Our industry operates in two parallel universes.  In universe A, everything is moving to software defined.  If all you did is listen to presentations by vendors or read trade journals, you might think that everyone is buying software defined everything.  How does the industry explain software defined:  Software Defined is where a commodity hardware’s personality/function is defined by the software it is running.  In other words, if you take a commodity server and add SDS (software defined storage), you get a storage array; if you add SDN (software defined networking), then you get a switch or any other networking device.  This, of course, sounds great.  As an end user I buy hardware from my favorite vendor, load the software, and WHAM, I have a solution.  The reality is what we get in universe B.

In universe B, the end users want a solution that guarantees performance, reliability, and capacity.  The users want real time support of the solution; when something goes wrong, and there is always something that goes wrong, the end user doesn’t want to start calling the different vendors to figure out who is at fault.   This is why solution architects and systems administrators seek offerings that have been tested, have certified interoperability with other components, and where “how to” is straight forward.  So how do we reconcile what the customer wants to hear and what the industry touts and what the customer ends up wanting to buy and use?
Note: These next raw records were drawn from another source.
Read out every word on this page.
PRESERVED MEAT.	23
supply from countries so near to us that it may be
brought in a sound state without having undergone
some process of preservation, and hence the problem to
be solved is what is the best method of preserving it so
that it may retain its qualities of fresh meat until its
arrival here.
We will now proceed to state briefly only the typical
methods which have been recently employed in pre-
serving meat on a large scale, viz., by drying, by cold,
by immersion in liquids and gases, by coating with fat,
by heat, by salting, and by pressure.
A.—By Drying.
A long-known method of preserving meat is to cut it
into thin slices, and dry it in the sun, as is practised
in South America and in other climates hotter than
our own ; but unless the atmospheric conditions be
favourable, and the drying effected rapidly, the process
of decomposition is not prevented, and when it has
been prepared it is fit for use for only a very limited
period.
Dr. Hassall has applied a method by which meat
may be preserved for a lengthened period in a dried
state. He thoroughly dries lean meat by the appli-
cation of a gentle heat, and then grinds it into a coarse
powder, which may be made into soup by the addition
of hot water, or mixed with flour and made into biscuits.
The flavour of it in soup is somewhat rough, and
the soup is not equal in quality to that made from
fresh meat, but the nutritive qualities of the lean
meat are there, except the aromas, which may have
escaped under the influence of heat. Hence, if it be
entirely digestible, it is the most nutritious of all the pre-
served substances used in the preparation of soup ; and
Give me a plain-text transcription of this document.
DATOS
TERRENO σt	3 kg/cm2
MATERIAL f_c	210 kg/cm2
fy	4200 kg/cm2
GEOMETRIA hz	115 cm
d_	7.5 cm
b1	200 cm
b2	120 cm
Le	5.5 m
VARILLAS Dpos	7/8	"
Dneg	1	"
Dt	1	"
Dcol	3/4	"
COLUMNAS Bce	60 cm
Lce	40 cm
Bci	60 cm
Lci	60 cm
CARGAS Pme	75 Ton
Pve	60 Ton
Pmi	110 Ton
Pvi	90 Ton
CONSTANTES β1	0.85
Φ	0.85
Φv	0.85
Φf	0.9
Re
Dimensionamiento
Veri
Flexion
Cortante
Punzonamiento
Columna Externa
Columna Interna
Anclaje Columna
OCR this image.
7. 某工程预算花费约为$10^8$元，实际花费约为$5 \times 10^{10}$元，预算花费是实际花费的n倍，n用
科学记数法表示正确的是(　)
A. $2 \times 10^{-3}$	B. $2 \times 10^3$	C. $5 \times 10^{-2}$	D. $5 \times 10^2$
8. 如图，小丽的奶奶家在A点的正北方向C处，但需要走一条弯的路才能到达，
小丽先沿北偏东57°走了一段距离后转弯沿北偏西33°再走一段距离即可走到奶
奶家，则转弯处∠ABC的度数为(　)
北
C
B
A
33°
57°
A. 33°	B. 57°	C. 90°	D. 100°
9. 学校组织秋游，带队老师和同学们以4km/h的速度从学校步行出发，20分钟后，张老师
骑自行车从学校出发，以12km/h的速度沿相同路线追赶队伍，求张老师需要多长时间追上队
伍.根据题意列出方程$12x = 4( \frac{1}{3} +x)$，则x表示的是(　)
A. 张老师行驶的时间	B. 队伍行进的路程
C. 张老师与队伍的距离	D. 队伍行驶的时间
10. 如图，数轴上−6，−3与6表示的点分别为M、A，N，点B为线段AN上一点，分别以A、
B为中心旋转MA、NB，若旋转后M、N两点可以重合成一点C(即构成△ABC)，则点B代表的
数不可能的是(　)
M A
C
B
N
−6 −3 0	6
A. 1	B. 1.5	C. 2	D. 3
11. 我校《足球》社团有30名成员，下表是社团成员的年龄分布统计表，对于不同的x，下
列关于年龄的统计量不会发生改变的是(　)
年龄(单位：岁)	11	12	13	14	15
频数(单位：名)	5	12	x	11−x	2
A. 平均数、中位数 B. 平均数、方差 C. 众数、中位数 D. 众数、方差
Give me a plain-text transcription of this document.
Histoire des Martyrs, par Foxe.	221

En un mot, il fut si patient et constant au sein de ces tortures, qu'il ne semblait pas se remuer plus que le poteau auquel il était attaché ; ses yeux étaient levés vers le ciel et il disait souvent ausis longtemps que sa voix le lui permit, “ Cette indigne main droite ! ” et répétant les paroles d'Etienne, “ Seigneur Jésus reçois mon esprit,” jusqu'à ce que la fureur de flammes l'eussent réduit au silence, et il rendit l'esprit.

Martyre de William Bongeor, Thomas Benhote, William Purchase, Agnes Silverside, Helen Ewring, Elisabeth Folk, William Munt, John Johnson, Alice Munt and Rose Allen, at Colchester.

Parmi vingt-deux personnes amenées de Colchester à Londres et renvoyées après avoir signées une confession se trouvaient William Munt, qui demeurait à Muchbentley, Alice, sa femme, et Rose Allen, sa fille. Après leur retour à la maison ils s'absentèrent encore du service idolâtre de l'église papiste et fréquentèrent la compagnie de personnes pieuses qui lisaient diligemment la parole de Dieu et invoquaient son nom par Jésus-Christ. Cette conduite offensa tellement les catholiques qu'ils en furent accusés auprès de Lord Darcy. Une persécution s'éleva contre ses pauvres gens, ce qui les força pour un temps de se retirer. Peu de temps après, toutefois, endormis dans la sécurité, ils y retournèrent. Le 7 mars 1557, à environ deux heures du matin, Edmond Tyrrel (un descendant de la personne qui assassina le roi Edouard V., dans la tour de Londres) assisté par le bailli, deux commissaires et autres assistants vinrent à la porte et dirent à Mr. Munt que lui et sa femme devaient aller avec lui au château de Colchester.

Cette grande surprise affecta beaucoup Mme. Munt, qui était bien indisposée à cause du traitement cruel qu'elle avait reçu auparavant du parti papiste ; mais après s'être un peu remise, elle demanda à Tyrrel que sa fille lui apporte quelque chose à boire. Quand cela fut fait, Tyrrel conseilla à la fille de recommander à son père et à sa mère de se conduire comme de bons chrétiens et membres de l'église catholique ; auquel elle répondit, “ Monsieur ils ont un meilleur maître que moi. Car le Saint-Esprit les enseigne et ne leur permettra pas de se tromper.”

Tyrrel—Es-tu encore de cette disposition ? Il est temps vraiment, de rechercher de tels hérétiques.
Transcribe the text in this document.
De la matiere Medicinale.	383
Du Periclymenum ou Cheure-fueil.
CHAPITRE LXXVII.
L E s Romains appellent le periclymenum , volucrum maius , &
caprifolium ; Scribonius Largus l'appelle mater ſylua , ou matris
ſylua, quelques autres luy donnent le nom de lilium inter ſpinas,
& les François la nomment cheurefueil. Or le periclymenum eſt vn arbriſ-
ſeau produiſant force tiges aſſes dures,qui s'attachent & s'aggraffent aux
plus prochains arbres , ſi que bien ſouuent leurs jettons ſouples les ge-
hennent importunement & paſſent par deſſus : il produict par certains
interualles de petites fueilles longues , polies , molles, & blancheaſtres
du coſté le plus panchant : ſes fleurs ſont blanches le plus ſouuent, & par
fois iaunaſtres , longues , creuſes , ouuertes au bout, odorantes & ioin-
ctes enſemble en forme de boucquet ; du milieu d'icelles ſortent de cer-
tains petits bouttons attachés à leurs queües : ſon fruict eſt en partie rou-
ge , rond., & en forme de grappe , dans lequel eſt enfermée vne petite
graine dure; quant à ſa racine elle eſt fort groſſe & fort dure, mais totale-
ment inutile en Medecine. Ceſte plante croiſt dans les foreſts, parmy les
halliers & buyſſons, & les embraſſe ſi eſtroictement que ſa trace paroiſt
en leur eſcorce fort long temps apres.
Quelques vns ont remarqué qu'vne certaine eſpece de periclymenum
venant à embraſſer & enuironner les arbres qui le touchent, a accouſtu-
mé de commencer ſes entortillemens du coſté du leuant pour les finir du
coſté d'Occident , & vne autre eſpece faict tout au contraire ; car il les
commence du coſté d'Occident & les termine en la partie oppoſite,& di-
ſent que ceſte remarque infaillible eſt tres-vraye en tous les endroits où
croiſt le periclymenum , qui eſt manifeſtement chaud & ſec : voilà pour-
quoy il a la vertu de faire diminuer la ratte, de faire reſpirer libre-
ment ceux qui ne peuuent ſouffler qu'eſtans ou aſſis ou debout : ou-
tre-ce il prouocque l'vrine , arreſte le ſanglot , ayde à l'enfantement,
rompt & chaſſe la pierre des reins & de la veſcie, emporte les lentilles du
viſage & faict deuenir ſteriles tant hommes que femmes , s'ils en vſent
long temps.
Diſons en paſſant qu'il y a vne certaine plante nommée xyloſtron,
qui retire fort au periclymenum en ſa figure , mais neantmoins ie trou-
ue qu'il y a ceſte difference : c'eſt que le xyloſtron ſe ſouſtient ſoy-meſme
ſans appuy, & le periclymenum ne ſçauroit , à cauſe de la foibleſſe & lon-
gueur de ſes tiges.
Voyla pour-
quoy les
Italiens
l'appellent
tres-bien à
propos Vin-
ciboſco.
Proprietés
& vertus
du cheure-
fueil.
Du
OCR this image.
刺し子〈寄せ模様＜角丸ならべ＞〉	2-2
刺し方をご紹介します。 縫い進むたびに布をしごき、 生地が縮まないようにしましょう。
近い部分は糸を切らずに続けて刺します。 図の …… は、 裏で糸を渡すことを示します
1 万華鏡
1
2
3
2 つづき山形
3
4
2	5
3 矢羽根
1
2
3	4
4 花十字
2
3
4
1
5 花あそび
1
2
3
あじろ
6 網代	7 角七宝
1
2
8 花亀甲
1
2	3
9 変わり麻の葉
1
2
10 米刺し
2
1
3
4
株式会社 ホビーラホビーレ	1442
The answer is that we need to define concepts a bit differently.  If the idea of software defined is that the software runs on commodity hardware but the customer doesn’t want to do all the integration and support, then what we really have is “Software Designed”.  Software designed means that the software is developed to run on commodity hardware but there is a defined hardware configuration that has been tested and certified for reliability, performance, interoperability and that the software and hardware are delivered together with one point of contact for support.  This concept is not about how the software is developed but how a solution is brought to market.

Let’s remember:  customers don’t want cloud, they want a more efficient, just in time paradigm in consuming and paying for the IT resources.  Customers don’t want software defined, they want a system where the hardware is commodity, therefore lower cost to procure and maintain, and software that is agile and responsive to the evolving needs of the users.